A mortalidade hospitalar geral em pacientes com IAMCSST submetidos à ICP primária varia entre 3,4% e 5,9%, mas aumenta dramaticamente para 15,7% em pacientes tratados conservadoramente e pode exceder 30% em pacientes com choque cardiogênico.

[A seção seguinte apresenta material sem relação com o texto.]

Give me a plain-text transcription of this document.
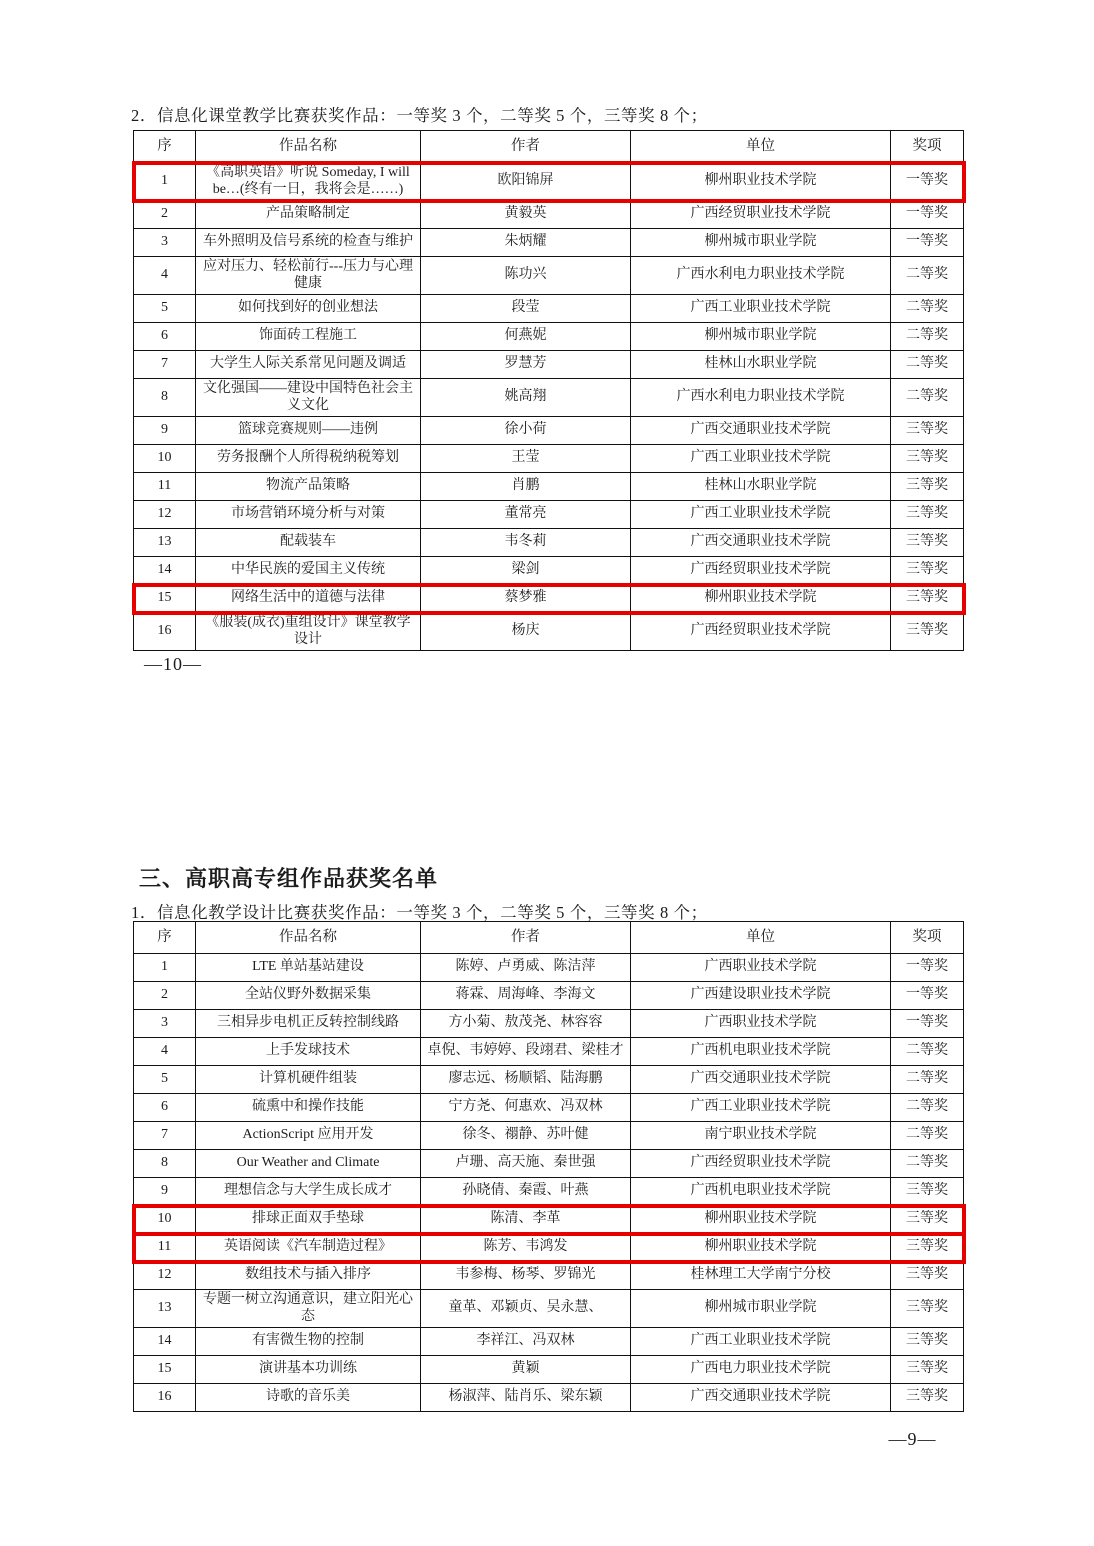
2．信息化课堂教学比赛获奖作品：一等奖 3 个，二等奖 5 个，三等奖 8 个；
序	作品名称	作者	单位	奖项
1	《高职英语》听说 Someday, I will be…(终有一日，我将会是……)	欧阳锦屏	柳州职业技术学院	一等奖
2	产品策略制定	黄毅英	广西经贸职业技术学院	一等奖
3	车外照明及信号系统的检查与维护	朱炳耀	柳州城市职业学院	一等奖
4	应对压力、轻松前行---压力与心理健康	陈功兴	广西水利电力职业技术学院	二等奖
5	如何找到好的创业想法	段莹	广西工业职业技术学院	二等奖
6	饰面砖工程施工	何燕妮	柳州城市职业学院	二等奖
7	大学生人际关系常见问题及调适	罗慧芳	桂林山水职业学院	二等奖
8	文化强国——建设中国特色社会主义文化	姚高翔	广西水利电力职业技术学院	二等奖
9	篮球竞赛规则——违例	徐小荷	广西交通职业技术学院	三等奖
10	劳务报酬个人所得税纳税筹划	王莹	广西工业职业技术学院	三等奖
11	物流产品策略	肖鹏	桂林山水职业学院	三等奖
12	市场营销环境分析与对策	董常亮	广西工业职业技术学院	三等奖
13	配载装车	韦冬莉	广西交通职业技术学院	三等奖
14	中华民族的爱国主义传统	梁剑	广西经贸职业技术学院	三等奖
15	网络生活中的道德与法律	蔡梦雅	柳州职业技术学院	三等奖
16	《服装(成衣)重组设计》课堂教学设计	杨庆	广西经贸职业技术学院	三等奖
—10—
三、高职高专组作品获奖名单
1．信息化教学设计比赛获奖作品：一等奖 3 个，二等奖 5 个，三等奖 8 个；
序	作品名称	作者	单位	奖项
1	LTE 单站基站建设	陈婷、卢勇威、陈洁萍	广西职业技术学院	一等奖
2	全站仪野外数据采集	蒋霖、周海峰、李海文	广西建设职业技术学院	一等奖
3	三相异步电机正反转控制线路	方小菊、敖茂尧、林容容	广西职业技术学院	一等奖
4	上手发球技术	卓倪、韦婷婷、段翊君、梁桂才	广西机电职业技术学院	二等奖
5	计算机硬件组装	廖志远、杨顺韬、陆海鹏	广西交通职业技术学院	二等奖
6	硫熏中和操作技能	宁方尧、何惠欢、冯双林	广西工业职业技术学院	二等奖
7	ActionScript 应用开发	徐冬、禤静、苏叶健	南宁职业技术学院	二等奖
8	Our Weather and Climate	卢珊、高天施、秦世强	广西经贸职业技术学院	二等奖
9	理想信念与大学生成长成才	孙晓倩、秦霞、叶燕	广西机电职业技术学院	三等奖
10	排球正面双手垫球	陈清、李革	柳州职业技术学院	三等奖
11	英语阅读《汽车制造过程》	陈芳、韦鸿发	柳州职业技术学院	三等奖
12	数组技术与插入排序	韦参梅、杨琴、罗锦光	桂林理工大学南宁分校	三等奖
13	专题一树立沟通意识，建立阳光心态	童革、邓颖贞、吴永慧、	柳州城市职业学院	三等奖
14	有害微生物的控制	李祥江、冯双林	广西工业职业技术学院	三等奖
15	演讲基本功训练	黄颖	广西电力职业技术学院	三等奖
16	诗歌的音乐美	杨淑萍、陆肖乐、梁东颖	广西交通职业技术学院	三等奖
—9—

Mortalidade Geral em ICP Primária

  • A mortalidade hospitalar em pacientes com IAMCSST tratados com ICP primária é de aproximadamente 4,1% a 5,9% em centros de alto volume 1, 2, 3
  • Em contraste, pacientes tratados conservadoramente (sem reperfusão ou apenas com terapia médica) apresentam mortalidade hospitalar de 15,7% 1
  • A mortalidade é significativamente menor em hospitais de alto volume (>3 procedimentos/mês) com 3,4% comparado a hospitais de baixo volume (<1 procedimento/mês) com 6,2% 4

Grupos de Alto Risco e Mortalidade Específica

Pacientes com Idade >80 Anos

  • Pacientes idosos (>65 anos) apresentam mortalidade hospitalar aproximadamente 2 vezes maior (OR: 2; IC 95%: 1,5-3,2) após ajuste multivariado 1
  • Em pacientes >75 anos com choque cardiogênico, 56% sobrevivem à alta hospitalar, e destes, 75% estão vivos em 1 ano 4
  • A idade é o preditor independente mais forte de mortalidade em 1 ano (OR: 1; IC 95%: 1,019-1,188) 5

Doença Renal Crônica

  • Embora não especificamente quantificada nos estudos fornecidos, a doença renal crônica é reconhecida como fator de risco que aumenta complicações hemorrágicas e mortalidade, exigindo ajustes cuidadosos das doses de terapias antitrombóticas 6

Disfunção Sistólica Grave do Ventrículo Esquerdo (FEVE <35-40%)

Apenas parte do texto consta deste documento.